When I first considered teacher training almost a year ago, I had a lot of uncertainties floating through my mind – would I be a good enough teacher, I’m flexible, but I don’t go to a power class and rock out in hand stand and six other arm balances and get all psyched. In fact, most days I can’t even maintain headstand. When I realized YogaSource offered a Gentle Teacher Training track I knew I had found my training program and was excited to learn more about Yin and Restorative yoga. I was certain, given my introverted nature and contentedness with silence, that those were going to be where I best fit as as a teacher and could offer the most.

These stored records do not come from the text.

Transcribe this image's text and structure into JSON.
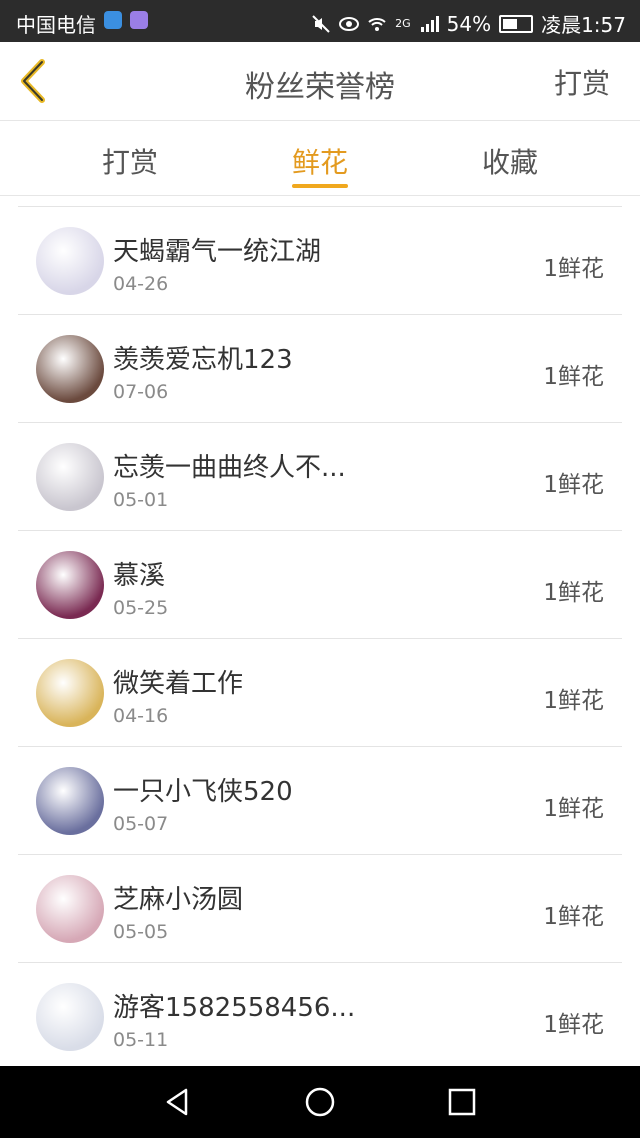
{
  "status_bar": {
    "carrier": "中国电信",
    "battery": "54%",
    "time": "凌晨1:57",
    "network": "2G",
    "icons": [
      "shield-app-icon",
      "qq-app-icon",
      "mute-icon",
      "eye-icon",
      "wifi-icon",
      "signal-icon",
      "battery-icon"
    ]
  },
  "header": {
    "back_icon": "chevron-left-icon",
    "title": "粉丝荣誉榜",
    "action": "打赏"
  },
  "tabs": [
    {
      "label": "打赏",
      "active": false
    },
    {
      "label": "鲜花",
      "active": true
    },
    {
      "label": "收藏",
      "active": false
    }
  ],
  "colors": {
    "accent": "#f0a81e",
    "text": "#333333",
    "subtext": "#8a8a8a"
  },
  "items": [
    {
      "name": "天蝎霸气一统江湖",
      "date": "04-26",
      "gift": "1鲜花",
      "avatar_color": "#d8d6e8"
    },
    {
      "name": "羡羡爱忘机123",
      "date": "07-06",
      "gift": "1鲜花",
      "avatar_color": "#6b4a3e"
    },
    {
      "name": "忘羡一曲曲终人不...",
      "date": "05-01",
      "gift": "1鲜花",
      "avatar_color": "#c9c6cf"
    },
    {
      "name": "慕溪",
      "date": "05-25",
      "gift": "1鲜花",
      "avatar_color": "#7a2a52"
    },
    {
      "name": "微笑着工作",
      "date": "04-16",
      "gift": "1鲜花",
      "avatar_color": "#d9b45a"
    },
    {
      "name": "一只小飞侠520",
      "date": "05-07",
      "gift": "1鲜花",
      "avatar_color": "#6a6f9e"
    },
    {
      "name": "芝麻小汤圆",
      "date": "05-05",
      "gift": "1鲜花",
      "avatar_color": "#d6a8b6"
    },
    {
      "name": "游客1582558456...",
      "date": "05-11",
      "gift": "1鲜花",
      "avatar_color": "#d9dde8"
    }
  ],
  "nav_bar": {
    "icons": [
      "nav-back-icon",
      "nav-home-icon",
      "nav-recent-icon"
    ]
  }
}
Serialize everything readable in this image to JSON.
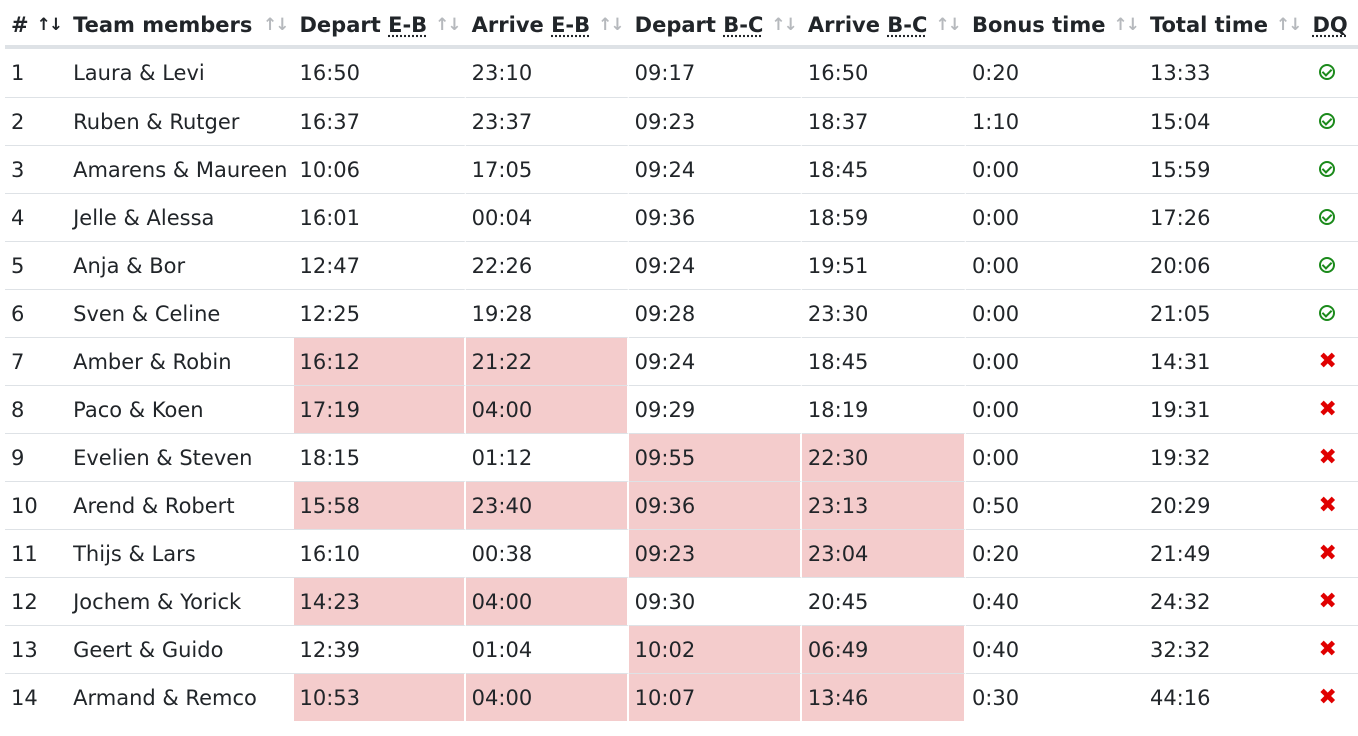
{
  "table": {
    "headers": [
      {
        "name": "col-rank",
        "label": "#",
        "sort": "↑↓",
        "active": true
      },
      {
        "name": "col-team",
        "label": "Team members",
        "sort": "↑↓"
      },
      {
        "name": "col-depart-eb",
        "prefix": "Depart ",
        "abbr": "E-B",
        "sort": "↑↓"
      },
      {
        "name": "col-arrive-eb",
        "prefix": "Arrive ",
        "abbr": "E-B",
        "sort": "↑↓"
      },
      {
        "name": "col-depart-bc",
        "prefix": "Depart ",
        "abbr": "B-C",
        "sort": "↑↓"
      },
      {
        "name": "col-arrive-bc",
        "prefix": "Arrive ",
        "abbr": "B-C",
        "sort": "↑↓"
      },
      {
        "name": "col-bonus",
        "label": "Bonus time",
        "sort": "↑↓"
      },
      {
        "name": "col-total",
        "label": "Total time",
        "sort": "↑↓"
      },
      {
        "name": "col-dq",
        "abbr": "DQ",
        "sort": "↑↓"
      }
    ],
    "rows": [
      {
        "rank": "1",
        "team": "Laura & Levi",
        "depart_eb": "16:50",
        "arrive_eb": "23:10",
        "depart_bc": "09:17",
        "arrive_bc": "16:50",
        "bonus": "0:20",
        "total": "13:33",
        "dq": false,
        "hl_eb": false,
        "hl_bc": false
      },
      {
        "rank": "2",
        "team": "Ruben & Rutger",
        "depart_eb": "16:37",
        "arrive_eb": "23:37",
        "depart_bc": "09:23",
        "arrive_bc": "18:37",
        "bonus": "1:10",
        "total": "15:04",
        "dq": false,
        "hl_eb": false,
        "hl_bc": false
      },
      {
        "rank": "3",
        "team": "Amarens & Maureen",
        "depart_eb": "10:06",
        "arrive_eb": "17:05",
        "depart_bc": "09:24",
        "arrive_bc": "18:45",
        "bonus": "0:00",
        "total": "15:59",
        "dq": false,
        "hl_eb": false,
        "hl_bc": false
      },
      {
        "rank": "4",
        "team": "Jelle & Alessa",
        "depart_eb": "16:01",
        "arrive_eb": "00:04",
        "depart_bc": "09:36",
        "arrive_bc": "18:59",
        "bonus": "0:00",
        "total": "17:26",
        "dq": false,
        "hl_eb": false,
        "hl_bc": false
      },
      {
        "rank": "5",
        "team": "Anja & Bor",
        "depart_eb": "12:47",
        "arrive_eb": "22:26",
        "depart_bc": "09:24",
        "arrive_bc": "19:51",
        "bonus": "0:00",
        "total": "20:06",
        "dq": false,
        "hl_eb": false,
        "hl_bc": false
      },
      {
        "rank": "6",
        "team": "Sven & Celine",
        "depart_eb": "12:25",
        "arrive_eb": "19:28",
        "depart_bc": "09:28",
        "arrive_bc": "23:30",
        "bonus": "0:00",
        "total": "21:05",
        "dq": false,
        "hl_eb": false,
        "hl_bc": false
      },
      {
        "rank": "7",
        "team": "Amber & Robin",
        "depart_eb": "16:12",
        "arrive_eb": "21:22",
        "depart_bc": "09:24",
        "arrive_bc": "18:45",
        "bonus": "0:00",
        "total": "14:31",
        "dq": true,
        "hl_eb": true,
        "hl_bc": false
      },
      {
        "rank": "8",
        "team": "Paco & Koen",
        "depart_eb": "17:19",
        "arrive_eb": "04:00",
        "depart_bc": "09:29",
        "arrive_bc": "18:19",
        "bonus": "0:00",
        "total": "19:31",
        "dq": true,
        "hl_eb": true,
        "hl_bc": false
      },
      {
        "rank": "9",
        "team": "Evelien & Steven",
        "depart_eb": "18:15",
        "arrive_eb": "01:12",
        "depart_bc": "09:55",
        "arrive_bc": "22:30",
        "bonus": "0:00",
        "total": "19:32",
        "dq": true,
        "hl_eb": false,
        "hl_bc": true
      },
      {
        "rank": "10",
        "team": "Arend & Robert",
        "depart_eb": "15:58",
        "arrive_eb": "23:40",
        "depart_bc": "09:36",
        "arrive_bc": "23:13",
        "bonus": "0:50",
        "total": "20:29",
        "dq": true,
        "hl_eb": true,
        "hl_bc": true
      },
      {
        "rank": "11",
        "team": "Thijs & Lars",
        "depart_eb": "16:10",
        "arrive_eb": "00:38",
        "depart_bc": "09:23",
        "arrive_bc": "23:04",
        "bonus": "0:20",
        "total": "21:49",
        "dq": true,
        "hl_eb": false,
        "hl_bc": true
      },
      {
        "rank": "12",
        "team": "Jochem & Yorick",
        "depart_eb": "14:23",
        "arrive_eb": "04:00",
        "depart_bc": "09:30",
        "arrive_bc": "20:45",
        "bonus": "0:40",
        "total": "24:32",
        "dq": true,
        "hl_eb": true,
        "hl_bc": false
      },
      {
        "rank": "13",
        "team": "Geert & Guido",
        "depart_eb": "12:39",
        "arrive_eb": "01:04",
        "depart_bc": "10:02",
        "arrive_bc": "06:49",
        "bonus": "0:40",
        "total": "32:32",
        "dq": true,
        "hl_eb": false,
        "hl_bc": true
      },
      {
        "rank": "14",
        "team": "Armand & Remco",
        "depart_eb": "10:53",
        "arrive_eb": "04:00",
        "depart_bc": "10:07",
        "arrive_bc": "13:46",
        "bonus": "0:30",
        "total": "44:16",
        "dq": true,
        "hl_eb": true,
        "hl_bc": true
      }
    ]
  },
  "icons": {
    "ok": "check-circle-icon",
    "dq": "cross-icon"
  },
  "colors": {
    "highlight": "#f4cccc",
    "ok": "#1b8a1b",
    "dq": "#e00000"
  }
}
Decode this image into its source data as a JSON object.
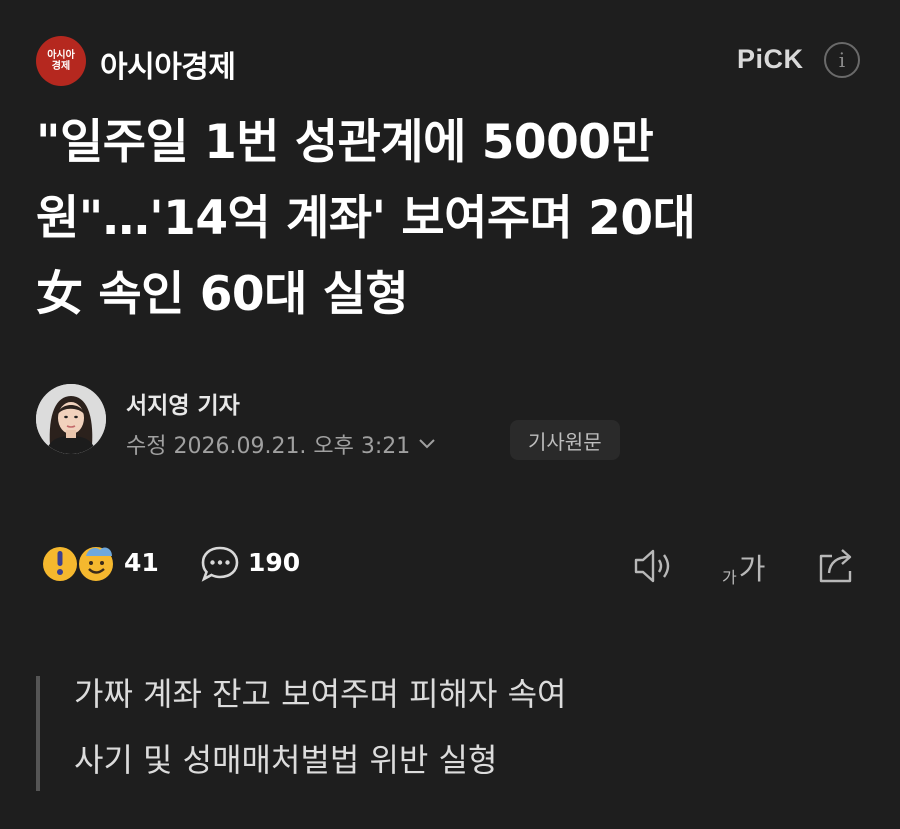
{
  "header": {
    "press_logo_text": [
      "아시아",
      "경제"
    ],
    "press_name": "아시아경제",
    "pick_label": "PiCK",
    "info_icon": "info-icon"
  },
  "article": {
    "headline_lines": [
      "\"일주일 1번 성관계에 5000만",
      "원\"…'14억 계좌' 보여주며 20대",
      "女 속인 60대 실형"
    ],
    "author": "서지영 기자",
    "date_label": "수정 2026.09.21. 오후 3:21",
    "origin_button": "기사원문"
  },
  "stats": {
    "reaction_icons": [
      "surprised-emoji-icon",
      "smile-emoji-icon"
    ],
    "reaction_count": "41",
    "comment_icon": "comment-bubble-icon",
    "comment_count": "190",
    "speaker_icon": "speaker-icon",
    "font_small": "가",
    "font_big": "가",
    "share_icon": "share-icon"
  },
  "summary": {
    "lines": [
      "가짜 계좌 잔고 보여주며 피해자 속여",
      "사기 및 성매매처벌법 위반 실형"
    ]
  },
  "colors": {
    "background": "#1e1e1e",
    "logo_red": "#b5281f",
    "text": "#ffffff",
    "muted": "#a0a0a0"
  }
}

Enter Level 1 of teacher training – 7 days, 10 hours a day, plus homework….no yin, no restorative, all “gentle” vinyasa. I say “gentle” because our teacher knew we were all experienced practitioners and, while options to down level the poses were offered, they weren’t often taken. As we began to practice teach segments of a full practice that week – core asanas, standing asanas, and eventually a full sequence, I felt drawn to the rhythmic nature of the gentle vinyasa practice. Inhales, exhales, detailed cues to improve the posture of the pose, a focus on moving with the breath. This connection to teaching this practice wasn’t what I was expecting.
After teaching our final class, I had pretty much settled into the idea of teaching gentle with about 10 – 15 minutes of yin poses leading up to final savasana.
Enter this past weekend of Restorative Teacher Training. I love it and think THIS is where I want to be. So maybe I’ll teach a variety of practices.
But, when I truly think about what I want to teach and how I want to teach self-healing and self-acceptance, if I could design a practice for the general public that provides physical and mental benefits my ideal practice would be teaching what I’ll call a Gen-Yin-Torative class. Ninety minutes of gentle movement, caring for the nervous and immune systems and being in a place of healing and peace.
Preparing this type of class would present a challenge in striking the right balance, yet would be exciting to continue to develop and modify that balance with time and as the energy of the class dictates. Yesterday, as we taught and took a 60 minute restorative session, it felt like not nearly enough time. Today, sitting in two restorative poses for a total of less than 30 minutes, was just what I needed.
Time will tell what type of practice I’ll teach and where, and I am excited for the journey, and to bring a calm oasis of peace to my future students.